Another credit rating's agency could downgrade U.S. credit by the end of the year, according to a report by Bank of America Merrill Lynch. An expected failure from the Joint Select Committee on Deficit Reduction, or “supercommittee,” was the main reason for the potential downgrade. U.S. credit was already downgraded by Standard & Poor's in August.
“The credit rating agencies have strongly suggested that further rating cuts are likely if Congress does not come up with a credible long-run plan,” Ethan Harris, chief economist and primary author of the report, wrote.
As part of the Budget Control Act of 2011 passed by Congress in August, the 12-member supercommittee is currently trying to craft a bill that would reduce budget deficits by at least $1.2 trillion over the next 10 years.
Recent news reports suggest that the supercommittee is currently at an impasse over which baseline they should use to calculate the deficit reduction, and whether the package will include revenue increases.
Some committee members want to use the baseline used by the Congressional Budget Office. It assumes that Medicare doctor payment cuts, passed under the Affordable Care Act, will go into effect and the Bush-era tax cuts, extended under Obama in 2010, will expire. Many expect Congress, however, to revoke the doctor payment cuts and extend some or all of the Bush-era tax cuts. The difference between the two baseline assumptions is about $5 trillion.
The other major sticking point in the supercommittee is over revenue increases and reducing the growth in entitlement spending (Social Security, Medicare, and Medicaid). Republicans want all of the savings to come from spending cuts, with no additional sources of revenue. Democrats do not want to reduce entitlement spending without revenue increases.

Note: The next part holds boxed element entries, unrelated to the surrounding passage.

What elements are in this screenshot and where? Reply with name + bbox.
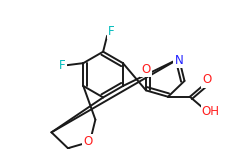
Text: F: F: [108, 25, 114, 38]
Text: N: N: [175, 54, 184, 67]
Text: F: F: [59, 59, 66, 72]
Text: O: O: [83, 135, 92, 148]
Text: O: O: [202, 73, 211, 86]
Text: OH: OH: [202, 105, 220, 118]
Text: O: O: [142, 63, 151, 76]
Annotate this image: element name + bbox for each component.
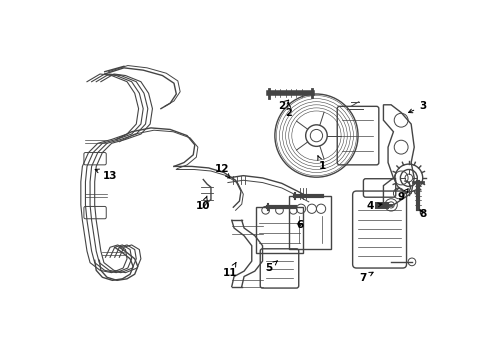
Text: 5: 5 (264, 261, 277, 273)
Text: 1: 1 (317, 156, 325, 171)
Text: 2: 2 (278, 100, 288, 111)
Text: 7: 7 (358, 272, 372, 283)
Text: 2: 2 (285, 103, 291, 118)
Text: 3: 3 (407, 101, 426, 113)
Text: 6: 6 (295, 220, 303, 230)
Text: 11: 11 (223, 262, 237, 278)
Text: 13: 13 (95, 169, 117, 181)
Text: 9: 9 (397, 189, 407, 202)
Text: 10: 10 (196, 196, 210, 211)
Text: 12: 12 (215, 165, 229, 178)
Text: 4: 4 (366, 202, 381, 211)
Text: 8: 8 (418, 209, 426, 219)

Due to the seemingly intractable positions of the two sides on the supercommittee, Harris believes that the supercommittee will not come to an agreement by its Nov. 23 deadline and U.S. credit will be downgraded as a result.
“We expect at least one credit downgrade in late November or early December when the supercommittee crashes,” Harris wrote.
If the supercommittee fails to come up with a bill that is passed by Congress, $1.2 trillion of automatic spending cuts, mostly in defense, will go into effect. The nature of these cuts would be a net drain on the economy, according to Harris.
Moody's Analytic Services and Fitch Ratings are the other two bond ratings services that could downgrade U.S. debt from AAA. Both agencies have said that a failure to reach an agreement by the supercommittee would factor into future debt rating decisions.
The U.S. national debt is almost $14.9 trillion with over $116 trillion in unfunded liabilities.